Apparently... Garbage disposals are for scraps. Not egg shells, baby carrots, and an occasional piece of plastic. Correct me if I'm wrong here, but I always thought of a garbage disposal as like the supreme destroyer. I'm sure everyone shares in the fear of sticking your hand down the drain to rescue a stray spoon... goose bumps just thinking about it. So I felt pretty safe in assuming that if a garbage disposal can "dispose" a human hand, it could probably handle something as frail as an egg shell. Or.. a bag of baby carrots. It can't.
My garbage disposal kicked the bucket last night while I was cleaning out my fridge. Found a half eaten bag of baby carrots, and didn't think twice. Probably a lesson that I missed during my Culinary education. Garbage Disposal 101 didn't seem like a necessity at the time. So after the shock washed off my brother's face after I told him what all I do, in fact, put down the drain, he told me these wise words...
"Garbage disposals are there to get rid of the scraps left on the plate. You scrape the leftovers into the trash, and whatever is left can go down the drain."
I am sending a letter to all garbage disposal companies, and requesting they change the name to a "scrap disposal" for all the Amelia Bedilias out there like me. I now refer to mine as "scrappy" just to remind myself that he is not capable of garbage.
Hope my actions can prevent any future disposals being disposed of.
Live on little scrappy, live on!
3 comments:
There are, supposedly, disposals out there that will eat up everything-even bones. Tell Chris to hook you up with one of those.
I am laughing so hard right how. Oh, Jamie. I love you and miss you.
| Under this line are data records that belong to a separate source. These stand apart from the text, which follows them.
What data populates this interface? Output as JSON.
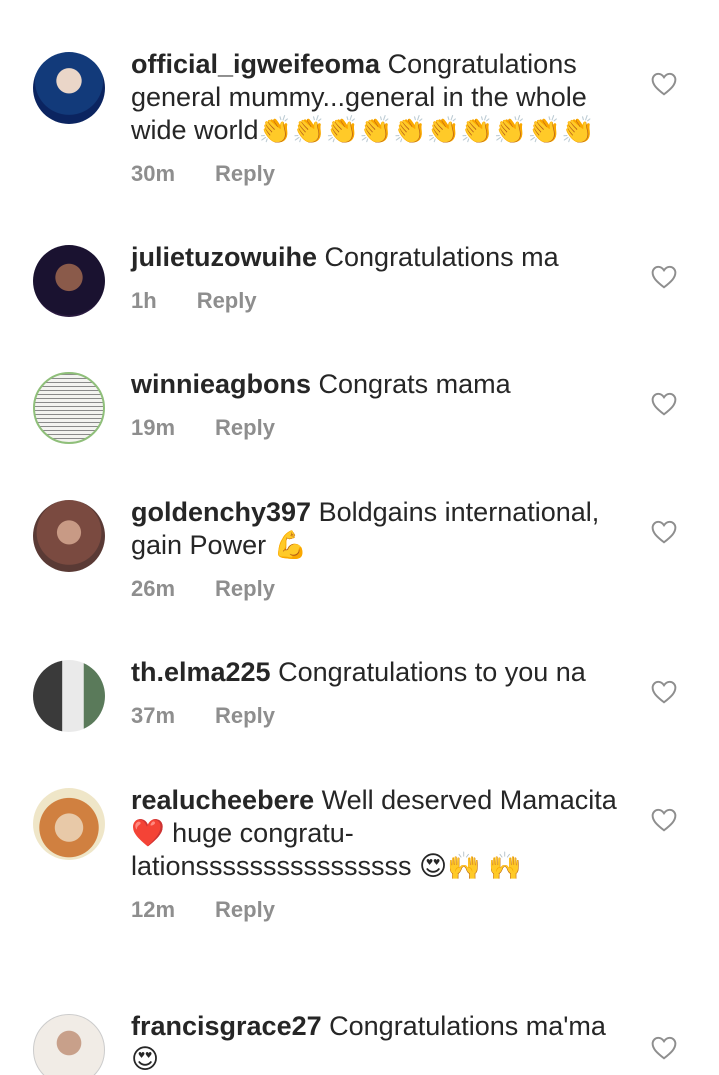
{
  "comments": [
    {
      "username": "official_igweifeoma",
      "text": "Congratulations general mummy...general in the whole wide world👏👏👏👏👏👏👏👏👏👏",
      "time": "30m",
      "reply_label": "Reply",
      "avatar_color": "#1e4fa8"
    },
    {
      "username": "julietuzowuihe",
      "text": "Congratulations ma",
      "time": "1h",
      "reply_label": "Reply",
      "avatar_color": "#3a2a5a"
    },
    {
      "username": "winnieagbons",
      "text": "Congrats mama",
      "time": "19m",
      "reply_label": "Reply",
      "avatar_color": "#e9efe6"
    },
    {
      "username": "goldenchy397",
      "text": "Boldgains international, gain Power 💪",
      "time": "26m",
      "reply_label": "Reply",
      "avatar_color": "#9a6a5a"
    },
    {
      "username": "th.elma225",
      "text": "Congratulations to you na",
      "time": "37m",
      "reply_label": "Reply",
      "avatar_color": "#6a6a6a"
    },
    {
      "username": "realucheebere",
      "text": "Well deserved Mamacita ❤️ huge congratu-lationssssssssssssssss 😍🙌 🙌",
      "time": "12m",
      "reply_label": "Reply",
      "avatar_color": "#c9b483"
    },
    {
      "username": "francisgrace27",
      "text": "Congratulations ma'ma 😍",
      "time": "",
      "reply_label": "",
      "avatar_color": "#d8c6b8"
    }
  ],
  "colors": {
    "text": "#262626",
    "meta": "#8e8e8e",
    "heart_stroke": "#8e8e8e"
  },
  "icons": {
    "like": "heart-outline-icon"
  }
}
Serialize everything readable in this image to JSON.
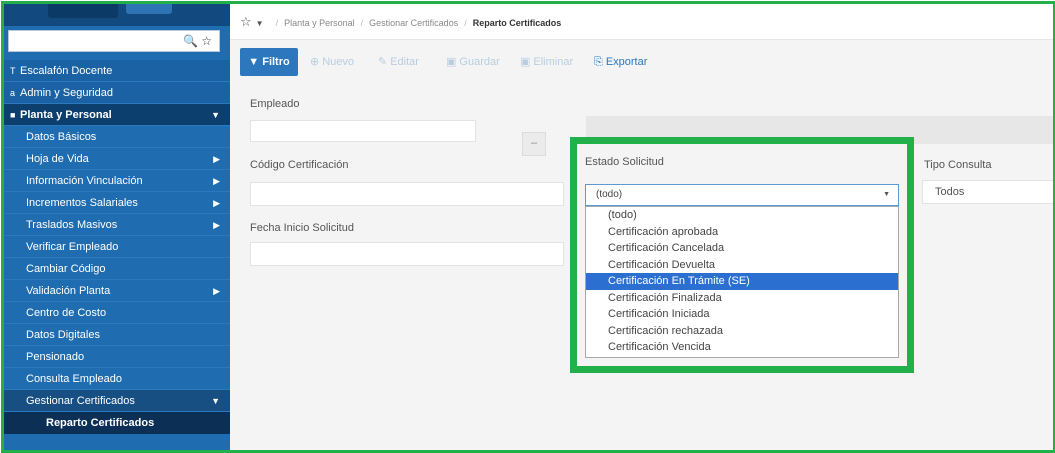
{
  "sidebar": {
    "menu": [
      {
        "label": "Escalafón Docente",
        "prefix": "T"
      },
      {
        "label": "Admin y Seguridad",
        "prefix": "a"
      },
      {
        "label": "Planta y Personal",
        "prefix": "■"
      }
    ],
    "submenu": [
      {
        "label": "Datos Básicos",
        "chevron": false
      },
      {
        "label": "Hoja de Vida",
        "chevron": true
      },
      {
        "label": "Información Vinculación",
        "chevron": true
      },
      {
        "label": "Incrementos Salariales",
        "chevron": true
      },
      {
        "label": "Traslados Masivos",
        "chevron": true
      },
      {
        "label": "Verificar Empleado",
        "chevron": false
      },
      {
        "label": "Cambiar Código",
        "chevron": false
      },
      {
        "label": "Validación Planta",
        "chevron": true
      },
      {
        "label": "Centro de Costo",
        "chevron": false
      },
      {
        "label": "Datos Digitales",
        "chevron": false
      },
      {
        "label": "Pensionado",
        "chevron": false
      },
      {
        "label": "Consulta Empleado",
        "chevron": false
      },
      {
        "label": "Gestionar Certificados",
        "chevron": true
      }
    ],
    "active_item": "Reparto Certificados"
  },
  "breadcrumb": {
    "items": [
      "Planta y Personal",
      "Gestionar Certificados"
    ],
    "current": "Reparto Certificados"
  },
  "toolbar": {
    "filter": "Filtro",
    "nuevo": "Nuevo",
    "editar": "Editar",
    "guardar": "Guardar",
    "eliminar": "Eliminar",
    "exportar": "Exportar"
  },
  "form": {
    "empleado_label": "Empleado",
    "codigo_label": "Código Certificación",
    "fecha_label": "Fecha Inicio Solicitud",
    "estado_label": "Estado Solicitud",
    "estado_value": "(todo)",
    "estado_options": [
      "(todo)",
      "Certificación aprobada",
      "Certificación Cancelada",
      "Certificación Devuelta",
      "Certificación En Trámite (SE)",
      "Certificación Finalizada",
      "Certificación Iniciada",
      "Certificación rechazada",
      "Certificación Vencida"
    ],
    "estado_selected_index": 4,
    "tipo_label": "Tipo Consulta",
    "tipo_value": "Todos"
  },
  "colors": {
    "highlight": "#22b04a",
    "sidebar": "#1f6cb0",
    "primary": "#2c77bd",
    "selected_option": "#2b70d1"
  }
}
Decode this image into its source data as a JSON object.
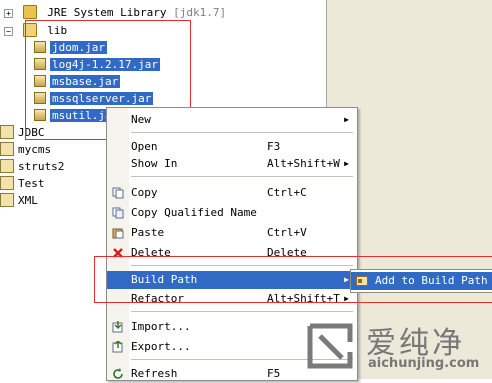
{
  "tree": {
    "jre": {
      "label": "JRE System Library",
      "version": "[jdk1.7]"
    },
    "lib": {
      "label": "lib"
    },
    "jars": [
      "jdom.jar",
      "log4j-1.2.17.jar",
      "msbase.jar",
      "mssqlserver.jar",
      "msutil.jar"
    ],
    "projects": [
      "JDBC",
      "mycms",
      "struts2",
      "Test",
      "XML"
    ]
  },
  "menu": {
    "new": "New",
    "open": "Open",
    "open_acc": "F3",
    "show_in": "Show In",
    "show_in_acc": "Alt+Shift+W",
    "copy": "Copy",
    "copy_acc": "Ctrl+C",
    "copy_qualified": "Copy Qualified Name",
    "paste": "Paste",
    "paste_acc": "Ctrl+V",
    "delete": "Delete",
    "delete_acc": "Delete",
    "build_path": "Build Path",
    "refactor": "Refactor",
    "refactor_acc": "Alt+Shift+T",
    "import": "Import...",
    "export": "Export...",
    "refresh": "Refresh",
    "refresh_acc": "F5"
  },
  "submenu": {
    "add_to_build_path": "Add to Build Path"
  },
  "watermark": {
    "title": "爱纯净",
    "url": "aichunjing.com"
  },
  "colors": {
    "selection": "#316ac5",
    "annotation": "#e03030"
  }
}
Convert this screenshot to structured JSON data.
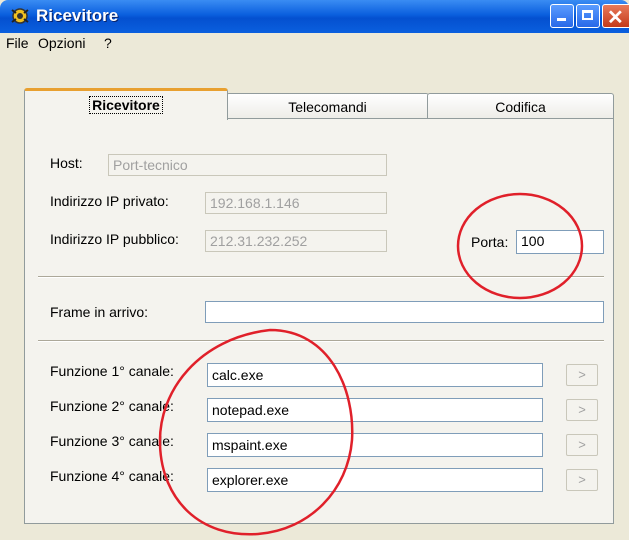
{
  "window": {
    "title": "Ricevitore",
    "annotation_color": "#e0202a",
    "titlebar_color": "#0a5fde"
  },
  "menu": {
    "items": [
      "File",
      "Opzioni",
      "?"
    ]
  },
  "tabs": [
    "Ricevitore",
    "Telecomandi",
    "Codifica"
  ],
  "form": {
    "host_label": "Host:",
    "host_value": "Port-tecnico",
    "ip_private_label": "Indirizzo IP privato:",
    "ip_private_value": "192.168.1.146",
    "ip_public_label": "Indirizzo IP pubblico:",
    "ip_public_value": "212.31.232.252",
    "port_label": "Porta:",
    "port_value": "100",
    "frame_label": "Frame in arrivo:",
    "frame_value": "",
    "channels": [
      {
        "label": "Funzione 1° canale:",
        "value": "calc.exe",
        "button": ">"
      },
      {
        "label": "Funzione 2° canale:",
        "value": "notepad.exe",
        "button": ">"
      },
      {
        "label": "Funzione 3° canale:",
        "value": "mspaint.exe",
        "button": ">"
      },
      {
        "label": "Funzione 4° canale:",
        "value": "explorer.exe",
        "button": ">"
      }
    ]
  }
}
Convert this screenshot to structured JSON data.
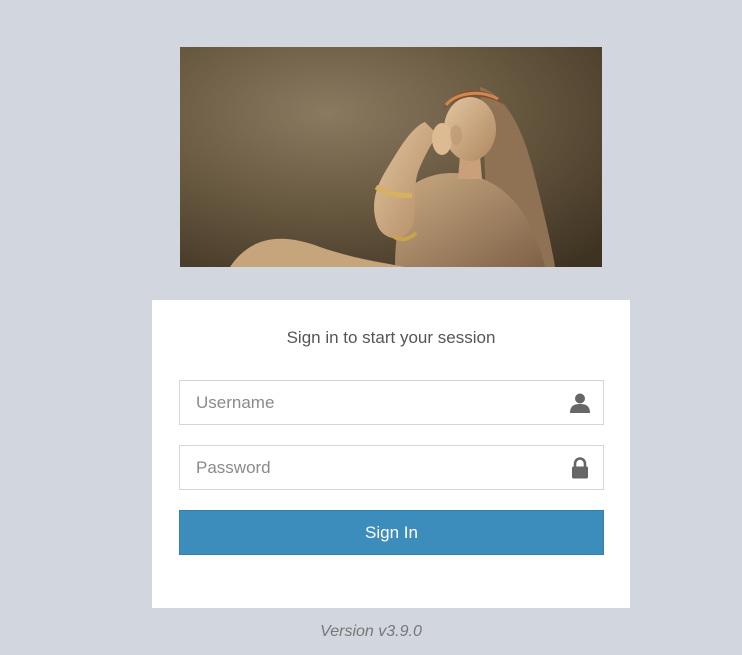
{
  "logo": {
    "alt": "Terracotta statue of a reclining woman"
  },
  "login": {
    "message": "Sign in to start your session",
    "username": {
      "placeholder": "Username",
      "value": "",
      "icon": "user-icon"
    },
    "password": {
      "placeholder": "Password",
      "value": "",
      "icon": "lock-icon"
    },
    "submit_label": "Sign In"
  },
  "footer": {
    "version": "Version v3.9.0"
  },
  "colors": {
    "page_background": "#d2d6de",
    "button_primary": "#3c8dbc",
    "box_background": "#ffffff"
  }
}
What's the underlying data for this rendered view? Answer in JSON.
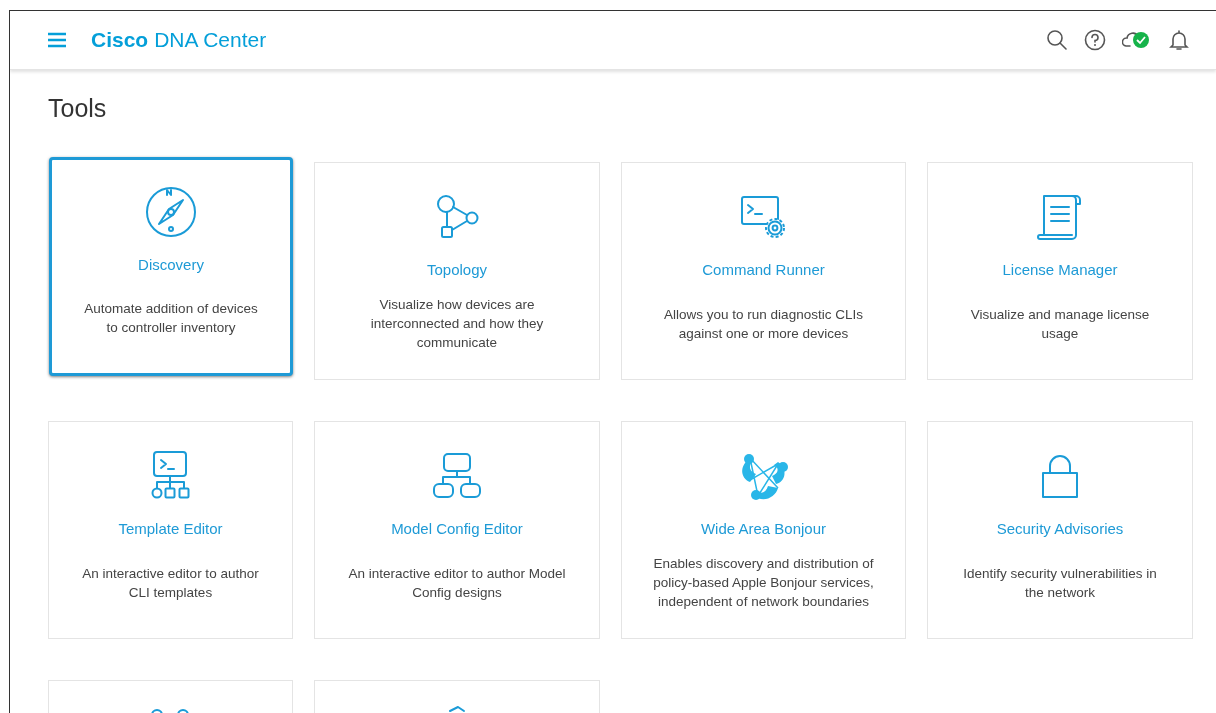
{
  "header": {
    "brand": "Cisco",
    "product": "DNA Center",
    "cloud_connected": true
  },
  "page_title": "Tools",
  "tools": [
    {
      "title": "Discovery",
      "description": "Automate addition of devices to controller inventory",
      "selected": true
    },
    {
      "title": "Topology",
      "description": "Visualize how devices are interconnected and how they communicate",
      "selected": false
    },
    {
      "title": "Command Runner",
      "description": "Allows you to run diagnostic CLIs against one or more devices",
      "selected": false
    },
    {
      "title": "License Manager",
      "description": "Visualize and manage license usage",
      "selected": false
    },
    {
      "title": "Template Editor",
      "description": "An interactive editor to author CLI templates",
      "selected": false
    },
    {
      "title": "Model Config Editor",
      "description": "An interactive editor to author Model Config designs",
      "selected": false
    },
    {
      "title": "Wide Area Bonjour",
      "description": "Enables discovery and distribution of policy-based Apple Bonjour services, independent of network boundaries",
      "selected": false
    },
    {
      "title": "Security Advisories",
      "description": "Identify security vulnerabilities in the network",
      "selected": false
    },
    {
      "selected": false
    },
    {
      "selected": false
    }
  ]
}
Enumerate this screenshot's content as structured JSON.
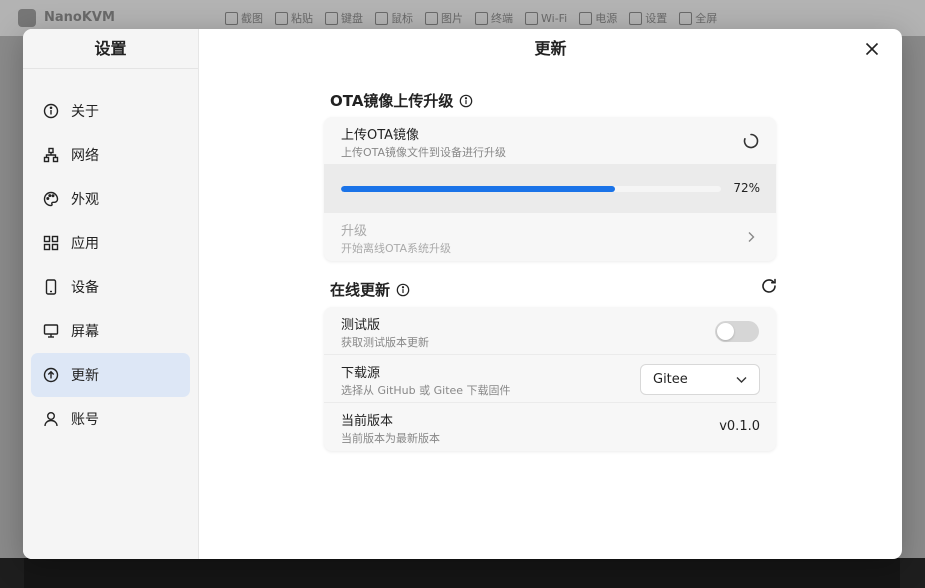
{
  "background": {
    "brand": "NanoKVM",
    "nav": [
      "截图",
      "粘贴",
      "键盘",
      "鼠标",
      "图片",
      "终端",
      "Wi-Fi",
      "电源",
      "设置",
      "全屏"
    ]
  },
  "sidebar": {
    "title": "设置",
    "items": [
      {
        "label": "关于",
        "icon": "info-icon"
      },
      {
        "label": "网络",
        "icon": "network-icon"
      },
      {
        "label": "外观",
        "icon": "palette-icon"
      },
      {
        "label": "应用",
        "icon": "apps-icon"
      },
      {
        "label": "设备",
        "icon": "device-icon"
      },
      {
        "label": "屏幕",
        "icon": "monitor-icon"
      },
      {
        "label": "更新",
        "icon": "update-icon",
        "active": true
      },
      {
        "label": "账号",
        "icon": "user-icon"
      }
    ]
  },
  "main": {
    "title": "更新",
    "ota": {
      "section_title": "OTA镜像上传升级",
      "upload": {
        "title": "上传OTA镜像",
        "subtitle": "上传OTA镜像文件到设备进行升级"
      },
      "progress": {
        "percent": 72,
        "label": "72%"
      },
      "upgrade": {
        "title": "升级",
        "subtitle": "开始离线OTA系统升级"
      }
    },
    "online": {
      "section_title": "在线更新",
      "beta": {
        "title": "测试版",
        "subtitle": "获取测试版本更新",
        "enabled": false
      },
      "source": {
        "title": "下载源",
        "subtitle": "选择从 GitHub 或 Gitee 下载固件",
        "selected": "Gitee"
      },
      "version": {
        "title": "当前版本",
        "subtitle": "当前版本为最新版本",
        "value": "v0.1.0"
      }
    }
  },
  "colors": {
    "accent": "#1a73e8",
    "active_bg": "#dde7f6"
  }
}
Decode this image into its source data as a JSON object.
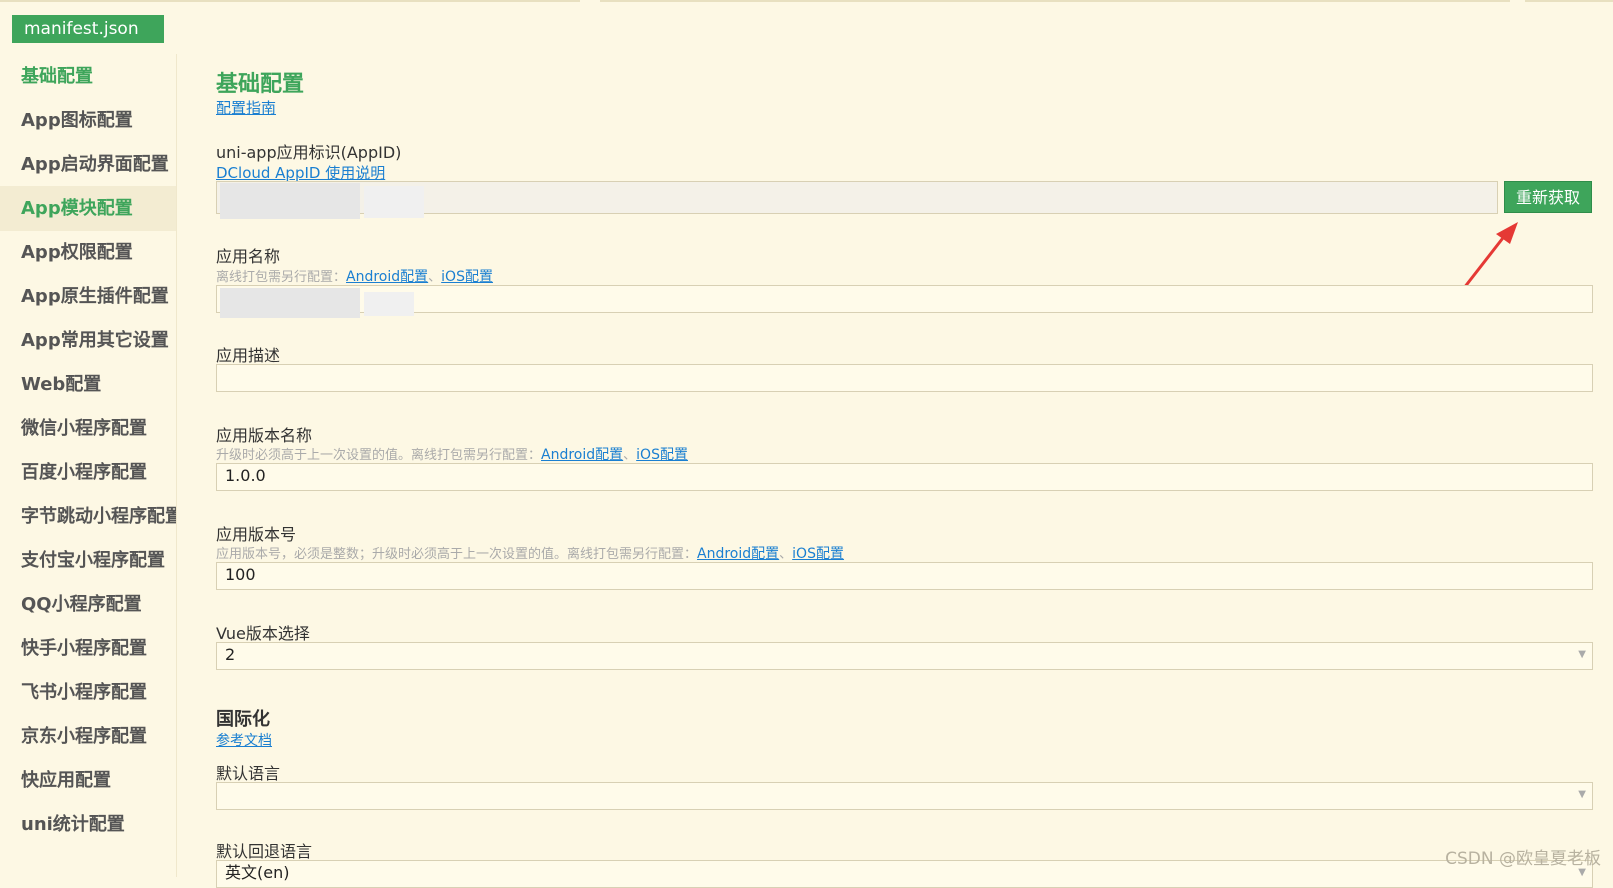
{
  "tab": {
    "filename": "manifest.json"
  },
  "sidebar": {
    "items": [
      {
        "label": "基础配置"
      },
      {
        "label": "App图标配置"
      },
      {
        "label": "App启动界面配置"
      },
      {
        "label": "App模块配置"
      },
      {
        "label": "App权限配置"
      },
      {
        "label": "App原生插件配置"
      },
      {
        "label": "App常用其它设置"
      },
      {
        "label": "Web配置"
      },
      {
        "label": "微信小程序配置"
      },
      {
        "label": "百度小程序配置"
      },
      {
        "label": "字节跳动小程序配置"
      },
      {
        "label": "支付宝小程序配置"
      },
      {
        "label": "QQ小程序配置"
      },
      {
        "label": "快手小程序配置"
      },
      {
        "label": "飞书小程序配置"
      },
      {
        "label": "京东小程序配置"
      },
      {
        "label": "快应用配置"
      },
      {
        "label": "uni统计配置"
      }
    ]
  },
  "main": {
    "title": "基础配置",
    "guide_link": "配置指南",
    "appid": {
      "label": "uni-app应用标识(AppID)",
      "link": "DCloud AppID 使用说明",
      "value": "",
      "button": "重新获取"
    },
    "app_name": {
      "label": "应用名称",
      "hint": "离线打包需另行配置：",
      "android_link": "Android配置",
      "sep": "、",
      "ios_link": "iOS配置",
      "value": ""
    },
    "app_desc": {
      "label": "应用描述",
      "value": ""
    },
    "version_name": {
      "label": "应用版本名称",
      "hint": "升级时必须高于上一次设置的值。离线打包需另行配置：",
      "android_link": "Android配置",
      "sep": "、",
      "ios_link": "iOS配置",
      "value": "1.0.0"
    },
    "version_code": {
      "label": "应用版本号",
      "hint": "应用版本号，必须是整数；升级时必须高于上一次设置的值。离线打包需另行配置：",
      "android_link": "Android配置",
      "sep": "、",
      "ios_link": "iOS配置",
      "value": "100"
    },
    "vue_version": {
      "label": "Vue版本选择",
      "value": "2"
    },
    "i18n": {
      "title": "国际化",
      "doc_link": "参考文档",
      "default_lang_label": "默认语言",
      "default_lang_value": "",
      "fallback_lang_label": "默认回退语言",
      "fallback_lang_value": "英文(en)"
    }
  },
  "watermark": "CSDN @欧皇夏老板",
  "colors": {
    "accent": "#3ea55b",
    "link": "#1a7fd1",
    "background": "#fdf8e4",
    "annotation_arrow": "#e53935"
  }
}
Scrappy..I can't wait to have Mason read this post.
Crap, my garbage disposal can't even take carrot peelings. Good thing I had a bottle of Drain-o handy. It took the entire bottle to get my disposal working properly again (and we're talking like the peelings of three carrots!) They are fussy little buggers.
OH man and I am cracking up at the disposal that will eat bones. Oh goodness...thanks for the laughs tonight.
I am Laughing SO HArd right now! I seriously am wondering how you are this funny.... a gift from God. Oh my gosh. Jamie, I miss you!